Court action


#1

Has anyone experience of involvement of police and courts re falls? 

I fell on my partner / carer when climbing stairs and we both ended in hospital with minor injuries. I was arrested and charged with assault as I injured my partner carer. 

i am spending a fortune on barristers to prove to court that falling over is part parcel condition but is adoc so being on stairs is not a deliberate act to hurt my carer. 

Any guidance / experience in this horrific scenario appreciated. 


#2

Hi KiltedNorseman,

I'm really sorry to read about your situation, this sounds like a very stressful time for you. For more guidance and advice please remember that you can call our free and confidential Helpline on 0808 800 0303.We are open on Monday-Friday 9am-7pm and on Saturday 10am-2pm.

Best wishes,

Joanne 


#3

"An offence of Common Assault is committed when a person either assaults another person or commits a battery.

An assault is committed when a person intentionally or recklessly causes another to apprehend the immediate infliction of unlawful force.

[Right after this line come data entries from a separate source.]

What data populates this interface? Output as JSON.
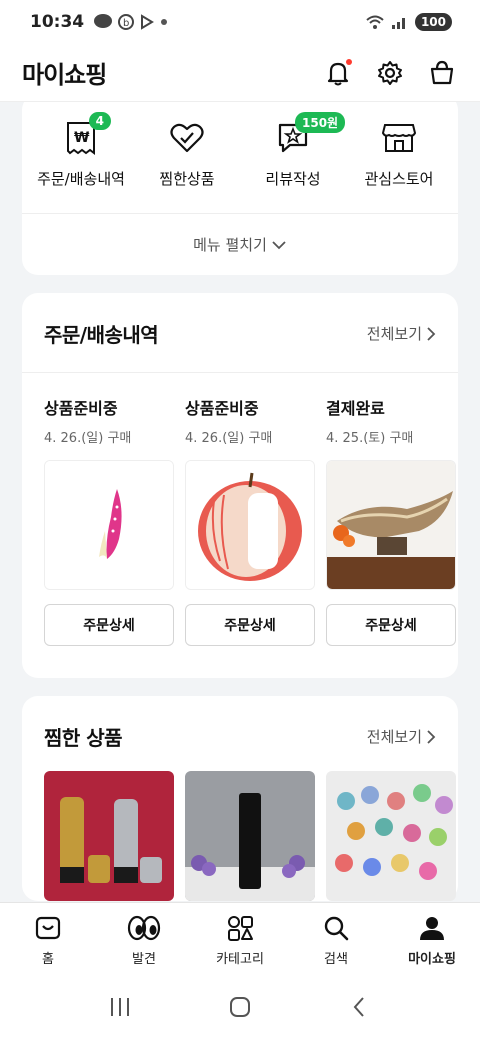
{
  "status": {
    "time": "10:34",
    "battery": "100"
  },
  "header": {
    "title": "마이쇼핑"
  },
  "quick_menu": {
    "items": [
      {
        "label": "주문/배송내역",
        "badge": "4"
      },
      {
        "label": "찜한상품"
      },
      {
        "label": "리뷰작성",
        "badge": "150원"
      },
      {
        "label": "관심스토어"
      }
    ],
    "expand_label": "메뉴 펼치기"
  },
  "orders_section": {
    "title": "주문/배송내역",
    "see_all": "전체보기",
    "orders": [
      {
        "status": "상품준비중",
        "date": "4. 26.(일) 구매",
        "button": "주문상세"
      },
      {
        "status": "상품준비중",
        "date": "4. 26.(일) 구매",
        "button": "주문상세"
      },
      {
        "status": "결제완료",
        "date": "4. 25.(토) 구매",
        "button": "주문상세"
      }
    ]
  },
  "wish_section": {
    "title": "찜한 상품",
    "see_all": "전체보기"
  },
  "bottom_nav": {
    "items": [
      {
        "label": "홈"
      },
      {
        "label": "발견"
      },
      {
        "label": "카테고리"
      },
      {
        "label": "검색"
      },
      {
        "label": "마이쇼핑",
        "active": true
      }
    ]
  },
  "colors": {
    "badge_green": "#1db954",
    "notif_red": "#ff3b2f",
    "background": "#f2f4f6"
  }
}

A battery is committed when a person intentionally and recklessly applies unlawful force to another."

I cannot see how you can be charged with assault...you did not intentionally or recklessly hurt your partner...it was an accident.

How on earth did the police become involved?

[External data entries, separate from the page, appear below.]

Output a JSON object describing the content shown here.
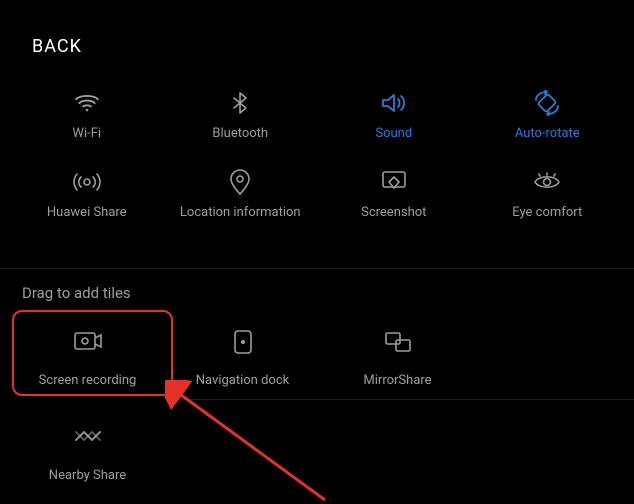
{
  "header": {
    "back": "BACK"
  },
  "section_title": "Drag to add tiles",
  "colors": {
    "on": "#2a7bd6",
    "off": "#9e9e9e",
    "highlight": "#e53229"
  },
  "active_row1": [
    {
      "key": "wifi",
      "label": "Wi-Fi",
      "on": false
    },
    {
      "key": "bluetooth",
      "label": "Bluetooth",
      "on": false
    },
    {
      "key": "sound",
      "label": "Sound",
      "on": true
    },
    {
      "key": "autorotate",
      "label": "Auto-rotate",
      "on": true
    }
  ],
  "active_row2": [
    {
      "key": "huaweishare",
      "label": "Huawei Share",
      "on": false
    },
    {
      "key": "location",
      "label": "Location information",
      "on": false
    },
    {
      "key": "screenshot",
      "label": "Screenshot",
      "on": false
    },
    {
      "key": "eyecomfort",
      "label": "Eye comfort",
      "on": false
    }
  ],
  "inactive_row1": [
    {
      "key": "screenrecording",
      "label": "Screen recording",
      "highlighted": true
    },
    {
      "key": "navdock",
      "label": "Navigation dock"
    },
    {
      "key": "mirrorshare",
      "label": "MirrorShare"
    }
  ],
  "inactive_row2": [
    {
      "key": "nearbyshare",
      "label": "Nearby Share"
    }
  ]
}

Surely your partner explained and didn't report an assault?

Do ring the helpline, this sounds ridiculous!

I cannot believe that a barrister has become involved in this and is taking your money.

GG

 


#4

 

i think it's the C.p.s who decide whether or not there is a case too be answered


And an assault isn't limited to a forceful act of aggression, fear of an assault is also regarded as GG.

Not that i'm commenting on or suggesting its anything too do with his problem.


#5

Falling is a well recognised event.  Just one example of the information available is:

http://www.parkinsons.org.uk/content/falls-and-parkinsons-information-sheet

A Barrister should have been able to find this in seconds in order to ascertain whether your fall was related to your Parkinson's.